Functional exercise after clavicle fracture surgery

Functional exercise after clavicle fracture surgery

When treating any disease, we must pay attention to the maintenance of the body after treatment. Functional exercise after clavicle fracture surgery is particularly important. Clavicle fractures are very harmful to the body, and after this type of fracture surgery, patients need to rest in bed for a long time. At the same time, they cannot do strenuous exercise, eat more light food, and avoid eating too greasy food to avoid other effects on the body. So what are the functional exercises after clavicle fracture surgery? The following is a detailed introduction.

method:

1 After the fracture is fixed, you can make a fist, extend your fingers, spread your fingers, rotate your wrist, bend and straighten your elbow, rotate your forearm inward and outward, etc., with the largest amplitude possible and gradually increase the force.

2 Two weeks after the fracture, you can squeeze a small ball with your hands, tie a sandbag at the wrist joint to increase resistance, lift your shoulders horizontally and rotate forward and backward.

3 Three weeks after the fracture, you can increase the weight of the sandbag, do bending, straightening, and rotation exercises. You can also lie on your back on the bed, support your head and elbows with your hands, and do chest-lifting exercises.

4 After the external fixator is removed, bend your hand and then swing it back and forth. You can also place your bad hand on the wall and climb up, gradually increasing your height.

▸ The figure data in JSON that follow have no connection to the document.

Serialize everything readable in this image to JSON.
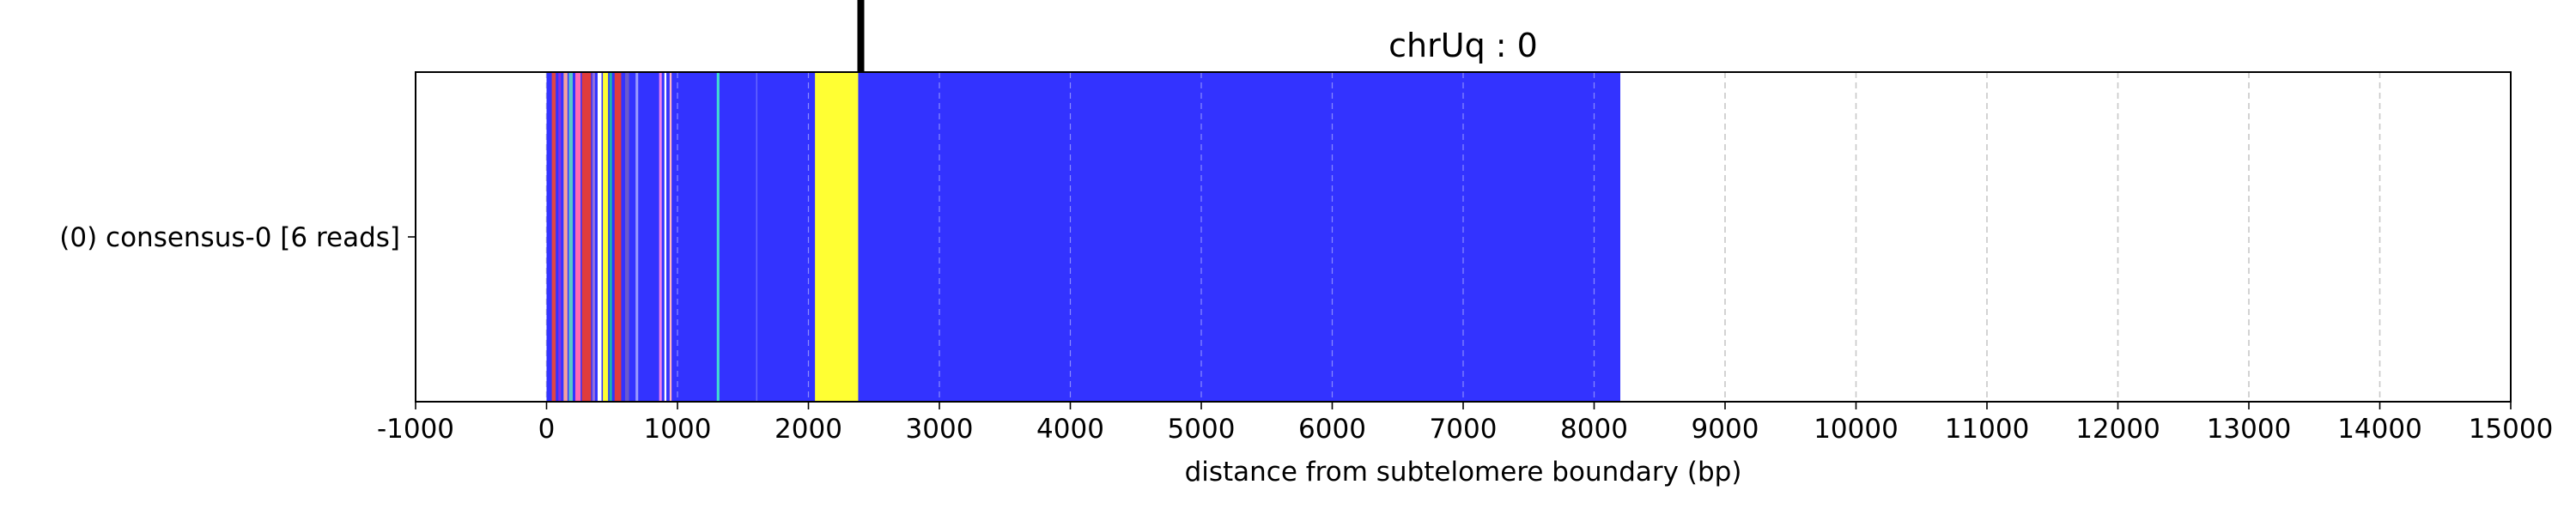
{
  "chart_data": {
    "type": "bar",
    "title": "chrUq : 0",
    "xlabel": "distance from subtelomere boundary (bp)",
    "ylabel": "",
    "xlim": [
      -1000,
      15000
    ],
    "x_ticks": [
      -1000,
      0,
      1000,
      2000,
      3000,
      4000,
      5000,
      6000,
      7000,
      8000,
      9000,
      10000,
      11000,
      12000,
      13000,
      14000,
      15000
    ],
    "grid": "vertical dashed",
    "rows": [
      {
        "label": "(0) consensus-0 [6 reads]",
        "track_start": 0,
        "track_end": 8200
      }
    ],
    "base_color": "#3333ff",
    "boundary_marker_x": 2400,
    "segments": [
      {
        "start": 40,
        "end": 70,
        "color": "#e04545"
      },
      {
        "start": 90,
        "end": 110,
        "color": "#8a2be2"
      },
      {
        "start": 130,
        "end": 160,
        "color": "#f4a0a0"
      },
      {
        "start": 170,
        "end": 200,
        "color": "#5ac8c8"
      },
      {
        "start": 220,
        "end": 260,
        "color": "#ff69b4"
      },
      {
        "start": 270,
        "end": 340,
        "color": "#e03c3c"
      },
      {
        "start": 350,
        "end": 370,
        "color": "#9370db"
      },
      {
        "start": 390,
        "end": 420,
        "color": "#ffffff"
      },
      {
        "start": 430,
        "end": 470,
        "color": "#ffff33"
      },
      {
        "start": 480,
        "end": 500,
        "color": "#20b2aa"
      },
      {
        "start": 520,
        "end": 570,
        "color": "#e03c3c"
      },
      {
        "start": 600,
        "end": 630,
        "color": "#6a5acd"
      },
      {
        "start": 680,
        "end": 700,
        "color": "#9999ff"
      },
      {
        "start": 860,
        "end": 880,
        "color": "#ee82ee"
      },
      {
        "start": 900,
        "end": 915,
        "color": "#ffffff"
      },
      {
        "start": 940,
        "end": 955,
        "color": "#ffb6c1"
      },
      {
        "start": 1300,
        "end": 1320,
        "color": "#40e0d0"
      },
      {
        "start": 1600,
        "end": 1610,
        "color": "#6666ff"
      },
      {
        "start": 2050,
        "end": 2380,
        "color": "#ffff33"
      }
    ]
  }
}
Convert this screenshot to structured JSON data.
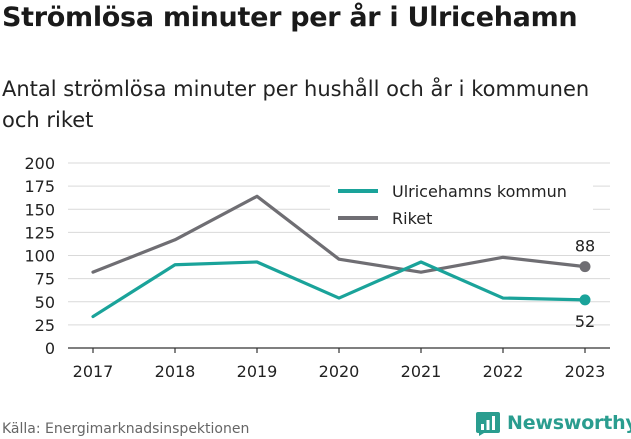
{
  "header": {
    "title": "Strömlösa minuter per år i Ulricehamn",
    "subtitle": "Antal strömlösa minuter per hushåll och år i kommunen och riket"
  },
  "footer": {
    "source": "Källa: Energimarknadsinspektionen",
    "brand": "Newsworthy"
  },
  "colors": {
    "kommun": "#1aa39a",
    "riket": "#6f6e73",
    "grid": "#d9d9d9",
    "brand": "#2a9d8f"
  },
  "icons": {
    "brand": "bar-chart-speech-icon"
  },
  "chart_data": {
    "type": "line",
    "categories": [
      "2017",
      "2018",
      "2019",
      "2020",
      "2021",
      "2022",
      "2023"
    ],
    "series": [
      {
        "name": "Ulricehamns kommun",
        "values": [
          34,
          90,
          93,
          54,
          93,
          54,
          52
        ]
      },
      {
        "name": "Riket",
        "values": [
          82,
          117,
          164,
          96,
          82,
          98,
          88
        ]
      }
    ],
    "end_labels": [
      "52",
      "88"
    ],
    "ylim": [
      0,
      200
    ],
    "yticks": [
      0,
      25,
      50,
      75,
      100,
      125,
      150,
      175,
      200
    ],
    "grid": true,
    "legend_position": "top-right"
  }
}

Causes and types of fractures: The clavicle is superficial and prone to fractures. Fractures are often caused by indirect violence. When falling, the hand or elbow touches the ground, and the external force impacts the proximal end along the forearm or elbow along the upper limb; it is more common to land on the shoulder, hitting the outer end of the clavicle and causing a fracture. Most cases occur in children and young adults.

Fractures caused by indirect violence are mostly oblique or transverse, and are mostly located in the middle section; for example, when falling, if the hand or elbow touches the ground, the external force will impact the proximal end along the forearm or elbow along the upper limb; it is more common to land on the shoulder, hitting the outer end of the clavicle and causing a fracture. Fractures caused by indirect violence are mostly oblique or transverse, and are mostly located in the middle and outer thirds. Fractures caused by direct violence vary depending on the point of force, and are mostly comminuted or transverse.

There is local swelling, subcutaneous bruising, tenderness or deformity. The displaced fracture ends can be felt at the deformity. If the fractures are displaced and overlap, the distance between the acromion and the manubrium of the sternum becomes shorter. The function of the injured limb is limited, the shoulder is drooping, the upper arm is pressed against the chest and dares not move, and the injured elbow is supported with the healthy hand. The deformity of greenstick fractures in young children is often not obvious, and they are often unable to report the location of pain, but their heads are often tilted toward the affected side and their jaws are turned toward the healthy side. This feature is helpful for clinical diagnosis. Sometimes fractures caused by direct violence can puncture the pleura and cause pneumothorax, or damage the subclavian blood vessels and nerves, resulting in corresponding symptoms and signs.